This combination of photos shows a number of artists worldwide participating in a protest against Japan's removal of a statue of a girl symbolizing Korean victims of Japan's wartime sex slavery. The artists are adopting the pose of the statue to draw attention to an action that many are calling on infringement on freedom of speech. Courtesy of Yoshiko Shimada |
By Bahk Eun-ji
A person sits in a chair, with another empty chair beside them. The person sits staring straight ahead, fists clenched.
This is an imitation of a statue of a girl, which symbolizes the Korean victims of Japan's wartime sex slavery.
Over the past few days, a growing number of artists and civic activists around the world are uploading photos of themselves adopting the pose on social media. The pictures are being uploaded in protest after the entire exhibition where the statue was on display was removed from the Aichi Triennale International Contemporary Art Festival in Japan last week following opposition from far-right groups in Japan.
Such opposition has come amid escalating diplomatic tension between the two countries after Japan placed trade restrictions on Korea in apparent protest of Korea's Supreme Court rulings called for Japanese companies to compensate surviving South Korean victims of wartime forced labor. Wartime forced labor and sex slavery have been two key historical disputes issues between the two countries.
Calling the display removal an act of censorship and a violation of freedom of expression, the artists are posting the photos saying "I am the statue of the girl."
The movement was started by Monica Mayer, a veteran Mexican feminist artist participating in the exhibition.
When Mayer received news about the removal of the girl statue from the exhibition, she sent a photo of herself posing like the statue in protest of the censorship to Japanese artist Yoshiko Shimada who has been staging protests over the issue and making artwork about sex slavery since 1992.
Shimada then uploaded the photo on Facebook and asked her friends to send photos of themselves in the pose of the statue to show their solidarity.
"That's how the movement started," Shimada said in an email interview with The Korea Times.
"The purpose of this project is to make this censorship visible and create solidarity of women against sexual violence internationally," she said.

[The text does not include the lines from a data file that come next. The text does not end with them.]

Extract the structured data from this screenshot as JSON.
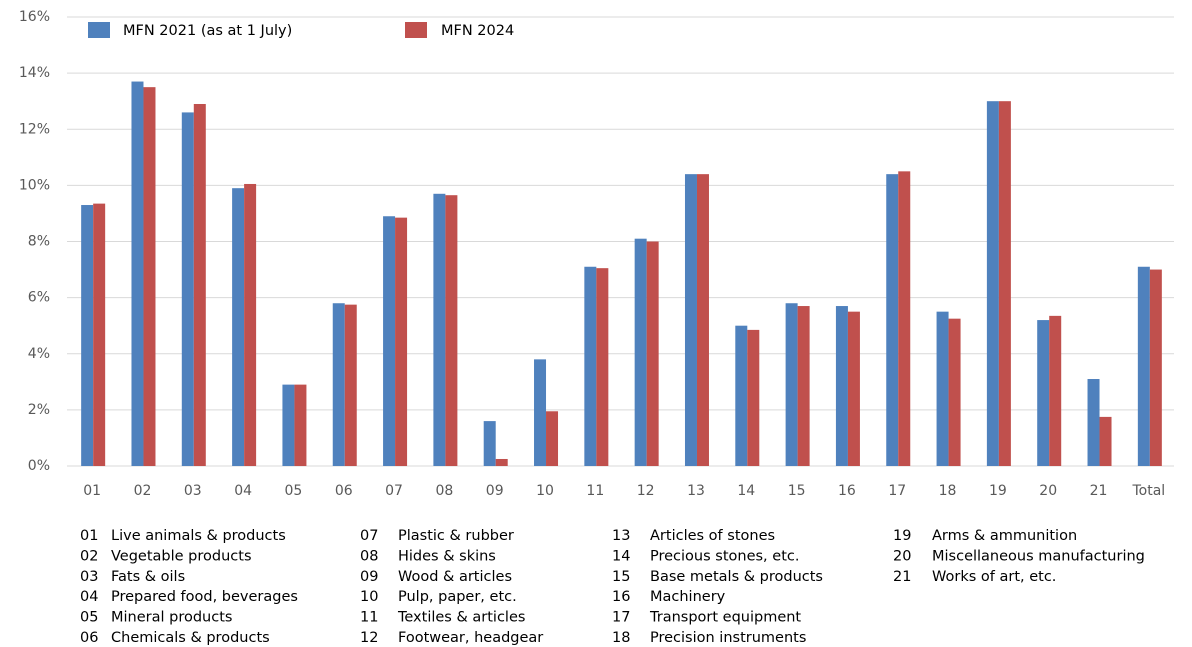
{
  "chart_data": {
    "type": "bar",
    "categories": [
      "01",
      "02",
      "03",
      "04",
      "05",
      "06",
      "07",
      "08",
      "09",
      "10",
      "11",
      "12",
      "13",
      "14",
      "15",
      "16",
      "17",
      "18",
      "19",
      "20",
      "21",
      "Total"
    ],
    "series": [
      {
        "name": "MFN 2021 (as at 1 July)",
        "color": "#4f81bd",
        "values": [
          9.3,
          13.7,
          12.6,
          9.9,
          2.9,
          5.8,
          8.9,
          9.7,
          1.6,
          3.8,
          7.1,
          8.1,
          10.4,
          5.0,
          5.8,
          5.7,
          10.4,
          5.5,
          13.0,
          5.2,
          3.1,
          7.1
        ]
      },
      {
        "name": "MFN 2024",
        "color": "#c0504d",
        "values": [
          9.35,
          13.5,
          12.9,
          10.05,
          2.9,
          5.75,
          8.85,
          9.65,
          0.25,
          1.95,
          7.05,
          8.0,
          10.4,
          4.85,
          5.7,
          5.5,
          10.5,
          5.25,
          13.0,
          5.35,
          1.75,
          7.0
        ]
      }
    ],
    "ylim": [
      0,
      16
    ],
    "yticks": [
      {
        "value": 0,
        "label": "0%"
      },
      {
        "value": 2,
        "label": "2%"
      },
      {
        "value": 4,
        "label": "4%"
      },
      {
        "value": 6,
        "label": "6%"
      },
      {
        "value": 8,
        "label": "8%"
      },
      {
        "value": 10,
        "label": "10%"
      },
      {
        "value": 12,
        "label": "12%"
      },
      {
        "value": 14,
        "label": "14%"
      },
      {
        "value": 16,
        "label": "16%"
      }
    ],
    "grid": true,
    "legend": "top-left",
    "notes": [
      {
        "code": "01",
        "label": "Live animals & products"
      },
      {
        "code": "02",
        "label": "Vegetable products"
      },
      {
        "code": "03",
        "label": "Fats & oils"
      },
      {
        "code": "04",
        "label": "Prepared food, beverages"
      },
      {
        "code": "05",
        "label": "Mineral products"
      },
      {
        "code": "06",
        "label": "Chemicals & products"
      },
      {
        "code": "07",
        "label": "Plastic & rubber"
      },
      {
        "code": "08",
        "label": "Hides & skins"
      },
      {
        "code": "09",
        "label": "Wood & articles"
      },
      {
        "code": "10",
        "label": "Pulp, paper, etc."
      },
      {
        "code": "11",
        "label": "Textiles & articles"
      },
      {
        "code": "12",
        "label": "Footwear, headgear"
      },
      {
        "code": "13",
        "label": "Articles of stones"
      },
      {
        "code": "14",
        "label": "Precious stones, etc."
      },
      {
        "code": "15",
        "label": "Base metals & products"
      },
      {
        "code": "16",
        "label": "Machinery"
      },
      {
        "code": "17",
        "label": "Transport equipment"
      },
      {
        "code": "18",
        "label": "Precision instruments"
      },
      {
        "code": "19",
        "label": "Arms & ammunition"
      },
      {
        "code": "20",
        "label": "Miscellaneous manufacturing"
      },
      {
        "code": "21",
        "label": "Works of art, etc."
      }
    ]
  }
}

Rosaria Iazzetta, an Italian sculptor who also uploaded photos of women posing as the statue on Instagram after being inspired by Shimada, called the Aichi Triennale committee's decision a censorship of art.
"Let's call it being a statue of 'non-freedom of expression.' The comfort women existed, and can't be deleted from history," Iazzetta wrote in her post.
Iazzetta, who introduced herself as an artist as well as an anti-militarist, said the statue is an important symbol not only for Koreans but also for women all over the world, because it also represents women's suffering during wartime.
"In a sense of taking care of artists, we should also take care of past to make sure the patriarchy do not come back and grow with war, and teach the new generation the responsibility through the past," Iazzetta said in an interview with The Korea Times.
The foreign artists' movement encouraged activist groups in Korea as well. A student activist group, Gwanghee, has been leading the statue photo movement on social media, with participants posting hashtags such as #japanesecensorship, #comfortwomen, #statueofpeace and #freedom of speech.
"One of our goals of this movement is to let many people worldwide know and remember what happened in the past and what is happening today," said Lee Soo-min, a senior of Chonnam National University and a member of Gwanghee.
The statue, first set up in front of the former Japanese embassy in central Seoul in 2011, has become a symbol of not only the former sex slaves but also wartime atrocities suffered by Koreans during Japan's 1910-45 colonial rule of the peninsula and Koreans' demand for Japan to recognize and apologize for its past wrongdoings.
The organizing committee of the Ahichi exhibition said it would shut down the sections displaying the statue, claiming they had received a security threat.
After the withdrawal, Korea's culture ministry expressed deep regret about the infringement on freedom of expression, but said it had no plans to stage an official protest against the Japanese government or the art fair committee.